577^ edizione, lo Sposalizio del Mare rivive a Cervia dal 1445. Rito dell'anello, riscoperta delle tradizioni e un nuovo corteo storico.

Di tradizione molto antica, è una delle manifestazioni più sentite dalla città. Giunta alla sua 577^ edizione non perde il suo fascino, con la celebrazione dell'antico rito in mare e la sfida della pesca dell'anello dove i giovani cervesi si contendono il "trofeo" che promette fortuna e prosperità.

Sposalizio del mare, pesca dell'anello in mare - Ph. Dany FontanaTorna il 16 maggio questo importante evento, tra i più antichi d’Italia, durante il quale l'Arcivescovo della Diocesi di Ravenna e Cervia, esce in mare su un peschereccio, benedice il mare Adriatico e dona alle acque una vera d’oro dando continuità al voto fatto nel 1445 dall’allora vescovo di Cervia Pietro Barbo che, la leggenda racconta, trovandosi in una tempesta al suo rientro via mare da Venezia, diede in pegno il suo anello pastorale chiedendo alle acque di placarsi.

Un appuntamento dal sapore antico che coinvolge tutta la città e che la domenica comincia dalla piazza principale di Cervia, Piazza Garibaldi, dove si forma il corteo storico in cui sfilano, in sontuosi abiti d’epoca, signori, alfieri, dame e podestà che accompagnano l’anello che sarà lanciato in pegno al mare nella storica cerimonia del “matrimonio della città con le acque dell’Adriatico”.

 


Una nuova veste per il corteo storico

Per l’edizione 2021, la realizzazione di nuovi abiti e accessori, a cura di abili artigiani di sartorie teatrali di Bologna e Venezia, valorizza ancora di più il patrimonio culturale immateriale che questa manifestazione rappresenta per Cervia.

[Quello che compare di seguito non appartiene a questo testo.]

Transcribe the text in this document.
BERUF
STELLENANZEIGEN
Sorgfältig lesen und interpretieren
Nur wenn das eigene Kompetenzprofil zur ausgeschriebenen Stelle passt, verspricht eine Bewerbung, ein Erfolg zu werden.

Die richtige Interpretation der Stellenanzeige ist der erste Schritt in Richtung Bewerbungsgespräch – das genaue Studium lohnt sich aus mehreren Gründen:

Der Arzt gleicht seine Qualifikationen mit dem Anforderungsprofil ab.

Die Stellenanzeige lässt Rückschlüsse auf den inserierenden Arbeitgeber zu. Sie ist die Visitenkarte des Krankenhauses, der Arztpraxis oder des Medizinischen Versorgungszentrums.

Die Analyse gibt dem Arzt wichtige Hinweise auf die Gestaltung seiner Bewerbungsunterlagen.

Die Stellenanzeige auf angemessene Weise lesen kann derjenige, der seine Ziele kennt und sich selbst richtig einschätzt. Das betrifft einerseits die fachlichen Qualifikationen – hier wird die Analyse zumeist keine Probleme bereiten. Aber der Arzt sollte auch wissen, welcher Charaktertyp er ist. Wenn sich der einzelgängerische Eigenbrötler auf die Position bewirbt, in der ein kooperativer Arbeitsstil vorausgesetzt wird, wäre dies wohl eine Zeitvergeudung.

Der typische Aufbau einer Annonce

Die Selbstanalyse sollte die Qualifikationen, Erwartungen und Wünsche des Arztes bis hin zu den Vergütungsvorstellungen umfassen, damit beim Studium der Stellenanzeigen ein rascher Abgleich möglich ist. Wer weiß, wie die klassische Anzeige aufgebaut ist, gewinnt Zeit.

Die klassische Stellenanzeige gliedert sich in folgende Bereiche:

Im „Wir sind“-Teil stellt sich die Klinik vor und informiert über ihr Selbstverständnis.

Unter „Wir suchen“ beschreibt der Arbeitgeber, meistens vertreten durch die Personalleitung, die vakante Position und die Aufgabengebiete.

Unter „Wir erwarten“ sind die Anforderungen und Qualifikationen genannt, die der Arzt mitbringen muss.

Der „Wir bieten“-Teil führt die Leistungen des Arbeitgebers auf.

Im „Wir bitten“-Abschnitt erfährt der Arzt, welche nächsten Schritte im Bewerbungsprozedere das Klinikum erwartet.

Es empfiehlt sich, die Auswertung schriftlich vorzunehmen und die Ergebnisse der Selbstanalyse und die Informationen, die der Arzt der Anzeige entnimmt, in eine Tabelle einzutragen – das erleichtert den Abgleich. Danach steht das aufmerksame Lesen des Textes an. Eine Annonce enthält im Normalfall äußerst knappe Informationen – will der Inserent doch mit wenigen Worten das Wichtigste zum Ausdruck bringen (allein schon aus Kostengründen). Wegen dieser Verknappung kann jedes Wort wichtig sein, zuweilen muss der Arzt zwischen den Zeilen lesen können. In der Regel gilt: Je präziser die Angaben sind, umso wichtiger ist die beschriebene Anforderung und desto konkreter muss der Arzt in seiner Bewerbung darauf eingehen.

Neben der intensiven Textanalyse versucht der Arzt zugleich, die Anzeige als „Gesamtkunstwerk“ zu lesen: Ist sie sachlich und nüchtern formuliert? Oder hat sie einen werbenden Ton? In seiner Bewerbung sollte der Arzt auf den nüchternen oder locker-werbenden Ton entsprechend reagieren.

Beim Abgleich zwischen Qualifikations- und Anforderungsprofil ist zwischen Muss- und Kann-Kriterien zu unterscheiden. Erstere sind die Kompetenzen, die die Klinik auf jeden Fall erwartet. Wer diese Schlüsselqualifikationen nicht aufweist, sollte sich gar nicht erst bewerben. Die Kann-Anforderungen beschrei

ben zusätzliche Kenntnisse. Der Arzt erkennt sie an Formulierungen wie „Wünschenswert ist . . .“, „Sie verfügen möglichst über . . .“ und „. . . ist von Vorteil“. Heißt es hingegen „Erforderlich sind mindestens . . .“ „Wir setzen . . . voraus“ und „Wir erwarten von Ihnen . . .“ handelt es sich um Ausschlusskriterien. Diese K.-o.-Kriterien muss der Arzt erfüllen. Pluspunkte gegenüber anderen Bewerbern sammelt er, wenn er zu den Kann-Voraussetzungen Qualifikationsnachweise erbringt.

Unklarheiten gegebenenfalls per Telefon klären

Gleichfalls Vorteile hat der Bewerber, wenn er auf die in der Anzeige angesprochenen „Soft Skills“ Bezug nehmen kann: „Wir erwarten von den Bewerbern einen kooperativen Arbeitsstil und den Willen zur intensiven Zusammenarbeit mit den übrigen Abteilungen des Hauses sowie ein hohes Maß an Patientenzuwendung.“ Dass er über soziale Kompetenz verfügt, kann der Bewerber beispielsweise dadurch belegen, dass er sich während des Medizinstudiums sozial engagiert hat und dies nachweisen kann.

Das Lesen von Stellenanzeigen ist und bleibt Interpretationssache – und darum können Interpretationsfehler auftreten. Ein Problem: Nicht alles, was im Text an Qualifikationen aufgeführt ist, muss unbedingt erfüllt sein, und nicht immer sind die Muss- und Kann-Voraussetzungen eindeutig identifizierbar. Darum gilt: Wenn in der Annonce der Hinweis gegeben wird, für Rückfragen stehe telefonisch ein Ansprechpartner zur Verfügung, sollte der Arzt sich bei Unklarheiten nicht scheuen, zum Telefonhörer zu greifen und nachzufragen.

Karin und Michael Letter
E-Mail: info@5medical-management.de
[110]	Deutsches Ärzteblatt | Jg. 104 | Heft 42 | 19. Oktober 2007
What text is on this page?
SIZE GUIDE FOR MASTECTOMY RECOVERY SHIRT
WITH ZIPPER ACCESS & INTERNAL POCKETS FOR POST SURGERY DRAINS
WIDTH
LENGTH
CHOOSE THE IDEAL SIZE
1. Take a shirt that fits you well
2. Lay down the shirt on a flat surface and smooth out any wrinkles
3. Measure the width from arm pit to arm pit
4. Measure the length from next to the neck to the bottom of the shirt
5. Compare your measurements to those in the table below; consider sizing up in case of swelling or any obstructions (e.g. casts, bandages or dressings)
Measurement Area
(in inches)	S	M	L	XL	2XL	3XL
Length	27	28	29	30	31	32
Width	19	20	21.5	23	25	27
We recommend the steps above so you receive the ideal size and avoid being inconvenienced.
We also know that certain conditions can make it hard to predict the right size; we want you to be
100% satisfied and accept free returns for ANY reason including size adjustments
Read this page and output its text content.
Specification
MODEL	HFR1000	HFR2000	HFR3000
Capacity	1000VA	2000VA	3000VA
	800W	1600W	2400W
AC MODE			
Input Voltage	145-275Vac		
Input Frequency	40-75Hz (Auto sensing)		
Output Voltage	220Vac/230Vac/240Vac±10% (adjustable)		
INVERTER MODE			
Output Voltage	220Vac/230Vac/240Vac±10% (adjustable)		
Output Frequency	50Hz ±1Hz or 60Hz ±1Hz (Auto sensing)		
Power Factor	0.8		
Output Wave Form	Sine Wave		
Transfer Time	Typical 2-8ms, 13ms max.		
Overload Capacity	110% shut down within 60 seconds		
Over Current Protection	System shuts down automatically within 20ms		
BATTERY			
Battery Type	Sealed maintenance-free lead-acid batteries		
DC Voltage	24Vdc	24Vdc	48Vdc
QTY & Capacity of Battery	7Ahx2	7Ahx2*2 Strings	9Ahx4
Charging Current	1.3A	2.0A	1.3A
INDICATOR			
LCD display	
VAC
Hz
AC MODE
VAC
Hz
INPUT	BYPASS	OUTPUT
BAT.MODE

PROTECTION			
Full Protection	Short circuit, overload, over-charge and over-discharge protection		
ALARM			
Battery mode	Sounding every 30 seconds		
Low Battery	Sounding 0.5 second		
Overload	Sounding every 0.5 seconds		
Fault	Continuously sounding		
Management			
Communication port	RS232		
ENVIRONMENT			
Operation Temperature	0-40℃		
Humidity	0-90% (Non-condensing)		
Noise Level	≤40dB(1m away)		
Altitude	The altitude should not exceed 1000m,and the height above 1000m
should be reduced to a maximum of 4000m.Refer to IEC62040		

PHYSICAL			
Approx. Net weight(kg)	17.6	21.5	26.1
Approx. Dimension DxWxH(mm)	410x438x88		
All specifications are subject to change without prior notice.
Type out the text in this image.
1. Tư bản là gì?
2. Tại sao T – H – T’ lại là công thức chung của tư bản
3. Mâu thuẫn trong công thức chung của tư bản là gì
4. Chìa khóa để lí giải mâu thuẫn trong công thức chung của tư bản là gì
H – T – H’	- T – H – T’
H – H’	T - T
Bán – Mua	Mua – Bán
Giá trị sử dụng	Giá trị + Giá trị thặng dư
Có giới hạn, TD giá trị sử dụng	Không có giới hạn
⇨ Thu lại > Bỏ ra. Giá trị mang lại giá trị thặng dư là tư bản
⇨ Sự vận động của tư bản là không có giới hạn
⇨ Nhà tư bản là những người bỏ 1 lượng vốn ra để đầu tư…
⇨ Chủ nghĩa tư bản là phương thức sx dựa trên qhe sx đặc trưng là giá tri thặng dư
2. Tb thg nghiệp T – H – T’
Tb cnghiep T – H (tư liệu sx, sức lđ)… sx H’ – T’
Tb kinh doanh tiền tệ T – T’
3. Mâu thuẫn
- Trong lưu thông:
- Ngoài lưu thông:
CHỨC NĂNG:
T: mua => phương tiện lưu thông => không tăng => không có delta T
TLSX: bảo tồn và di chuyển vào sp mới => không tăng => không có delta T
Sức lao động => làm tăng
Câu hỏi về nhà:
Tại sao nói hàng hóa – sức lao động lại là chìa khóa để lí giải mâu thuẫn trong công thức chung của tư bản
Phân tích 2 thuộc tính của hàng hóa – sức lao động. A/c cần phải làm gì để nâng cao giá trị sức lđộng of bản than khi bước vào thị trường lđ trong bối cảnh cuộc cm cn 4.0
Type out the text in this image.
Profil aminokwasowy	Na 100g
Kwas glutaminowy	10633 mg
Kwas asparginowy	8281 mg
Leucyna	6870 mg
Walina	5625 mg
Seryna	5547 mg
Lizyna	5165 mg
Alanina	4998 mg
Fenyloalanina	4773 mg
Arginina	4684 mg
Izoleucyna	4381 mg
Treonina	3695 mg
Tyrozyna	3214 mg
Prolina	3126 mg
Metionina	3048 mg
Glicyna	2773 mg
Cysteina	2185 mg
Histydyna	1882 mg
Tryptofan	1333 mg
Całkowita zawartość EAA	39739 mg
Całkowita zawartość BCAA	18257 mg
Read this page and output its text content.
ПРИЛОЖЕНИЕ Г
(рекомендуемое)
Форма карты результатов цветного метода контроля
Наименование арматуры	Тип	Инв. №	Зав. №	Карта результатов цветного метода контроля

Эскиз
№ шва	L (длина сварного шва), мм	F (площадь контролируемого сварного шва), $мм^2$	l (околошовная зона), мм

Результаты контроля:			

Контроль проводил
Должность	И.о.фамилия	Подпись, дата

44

Grazie a un finanziamento concesso dal MIBACT a favore delle rievocazioni storiche, a seguito di un accurato lavoro di ricerca, sono stati realizzati nuovi costumi di pregio fedeli al periodo storico rappresentato.

Fra i personaggi: il Doge di Venezia Francesco Foscari, Novello Malatesta, allora signore di Cervia, con la consorte Violante da Montefeltro, il Podestà di Cervia e la Dama dell'Anello che indosserà un abito con decori ricamati in oro e un mantello con uno strascico di oltre 5 metri che sarà sorretto da due dame.

Sposalizio del Mare, corteo storico

Il corteo, composto da rappresentanti istituzionali, personaggi storici, stendardi e cittadini, si avvierà verso il porto canale per uno dei momenti più attesi della manifestazione, il dono dell’anello al mare, da parte dell’Arcivescovo e delle autorità cittadine.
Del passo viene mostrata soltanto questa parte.